The March 17, 2015 Breaking Glass Pictures DVD release of the understated 2014 horror film "A Cry From Within" is an apt choice for a snowy or rainy evening of viewing pleasure.
Casting Eric Roberts, whose 379 IMDb acting credits may be a record for that site, as loving dad/husband Jonathan greatly contributes to the awesome '80s vibe of the film. A scary because its true element relates to director/co-star Deborah Twiss reporting that the story relates to a supernatural incident from her past. Having the film reflect the Hitchcock method of setting the terror in an everyday setting creates a trifecta regarding the modern classic horror film sense of "Cry."

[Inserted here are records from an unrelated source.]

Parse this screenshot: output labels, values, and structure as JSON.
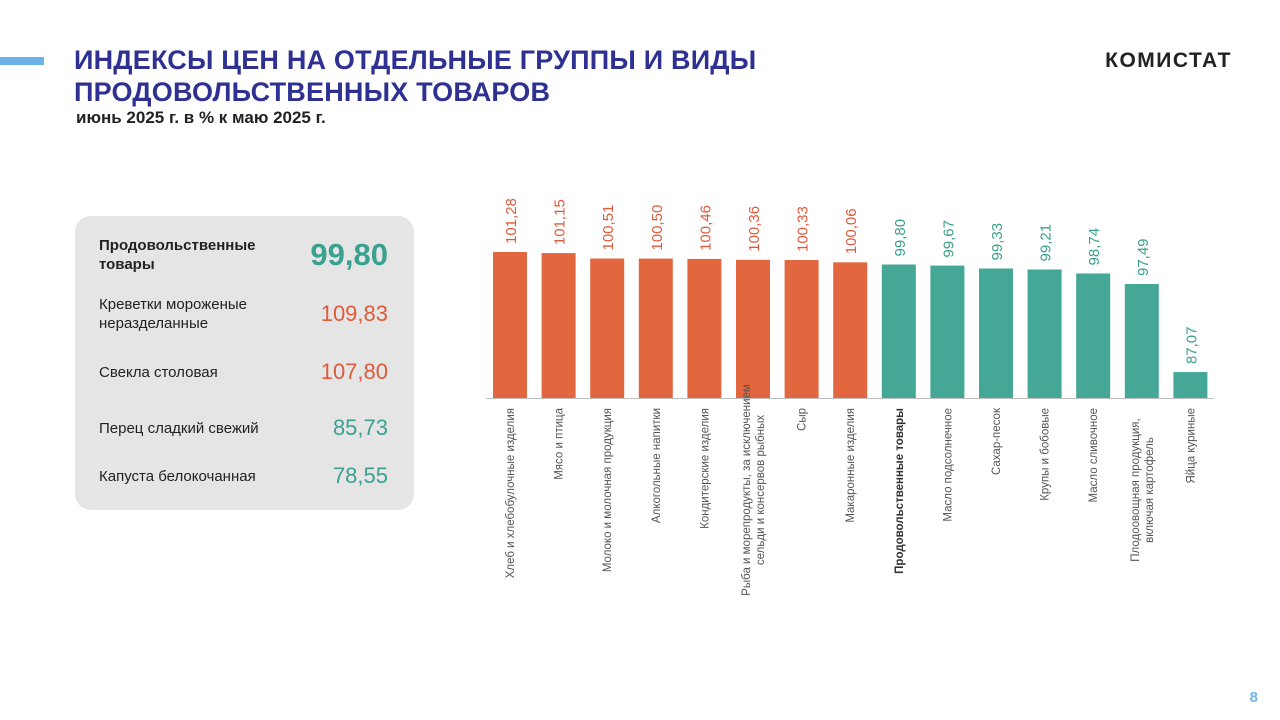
{
  "header": {
    "title_line1": "ИНДЕКСЫ ЦЕН НА ОТДЕЛЬНЫЕ  ГРУППЫ И ВИДЫ",
    "title_line2": "ПРОДОВОЛЬСТВЕННЫХ  ТОВАРОВ",
    "subtitle": "июнь 2025 г. в % к маю 2025 г.",
    "brand": "КОМИСТАТ"
  },
  "panel": {
    "main": {
      "label": "Продовольственные товары",
      "value": "99,80"
    },
    "items": [
      {
        "label": "Креветки мороженые неразделанные",
        "value": "109,83"
      },
      {
        "label": "Свекла столовая",
        "value": "107,80"
      },
      {
        "label": "Перец сладкий  свежий",
        "value": "85,73"
      },
      {
        "label": "Капуста белокочанная",
        "value": "78,55"
      }
    ]
  },
  "colors": {
    "up": "#e2673f",
    "down": "#45a897",
    "up_text": "#e05a3a",
    "down_text": "#3aa08f",
    "title": "#2e3192"
  },
  "page_number": "8",
  "chart_data": {
    "type": "bar",
    "title": "",
    "xlabel": "",
    "ylabel": "",
    "ylim": [
      84,
      102
    ],
    "categories": [
      [
        "Хлеб  и хлебобулочные  изделия"
      ],
      [
        "Мясо и птица"
      ],
      [
        "Молоко и молочная  продукция"
      ],
      [
        "Алкогольные  напитки"
      ],
      [
        "Кондитерские  изделия"
      ],
      [
        "Рыба и морепродукты,  за исключением",
        "сельди и консервов рыбных"
      ],
      [
        "Сыр"
      ],
      [
        "Макаронные  изделия"
      ],
      [
        "Продовольственные товары"
      ],
      [
        "Масло подсолнечное"
      ],
      [
        "Сахар-песок"
      ],
      [
        "Крупы и бобовые"
      ],
      [
        "Масло сливочное"
      ],
      [
        "Плодоовощная  продукция,",
        "включая картофель"
      ],
      [
        "Яйца куриные"
      ]
    ],
    "values": [
      101.28,
      101.15,
      100.51,
      100.5,
      100.46,
      100.36,
      100.33,
      100.06,
      99.8,
      99.67,
      99.33,
      99.21,
      98.74,
      97.49,
      87.07
    ],
    "value_labels": [
      "101,28",
      "101,15",
      "100,51",
      "100,50",
      "100,46",
      "100,36",
      "100,33",
      "100,06",
      "99,80",
      "99,67",
      "99,33",
      "99,21",
      "98,74",
      "97,49",
      "87,07"
    ],
    "bold_category": "Продовольственные товары",
    "threshold": 100
  }
}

The following clip, courtesy of YouTube, of the theatrical trailer for "Cry" offers a nice glimpse of the suspense and psychological drama in the film while avoiding spoilers.
The simple tried but true horror premise is that Jonathan and his career gal wife Cecile pack up the kids and leave New York City to move to a small Amityville of "Horror" fame style Long Island town in the wake of a tragedy. In a simple twist of Hollywood-style fate, they stumble onto what seems to be the perfect new home.
Invalid Sophia owning the ordinary-looking abode and sharing it with her highly resentful never married adult daughter/caretaker Alice (played by Cathy Moriarity) introduces aspects of "Psycho," "Grey Gardens," and "Whatever Happened to Baby Jane." One spoiler is that the cringe-worthy scenes of Alice feeding the bed-ridden Sophia does not involve any rodents.
The nicely paced film builds the suspense as the new inhabitants experience increasingly creepy incidents that start with things such as closet doors not staying close and the family guinea pig escaping from his closed carrier. This escalates to hair-raising horror as the malevolent entity behind the eerie goings-on becomes an increasingly strong force that is feeding on the trauma of the new family.
The building of this tension coincides with both Alice becoming increasingly psychotic in her new home and the audience learning more about the reasons for her current state.
The predictable (but still entertaining) climax comes in the form of the resident unfriendly ghost going on an arguably understandable rampage. One spoiler regarding this segment is that no guinea pigs are harmed in the making of this movie.
The aforementioned "ripped from the headlines" aspect of the film and the deeper than typical psychological aspect of "Cry" distinguish it from both the current grindhouse horror titles and the less substantial suspense fare from the era in which Roberts was a matinee idol.
The special features include deleted scenes and cast interviews.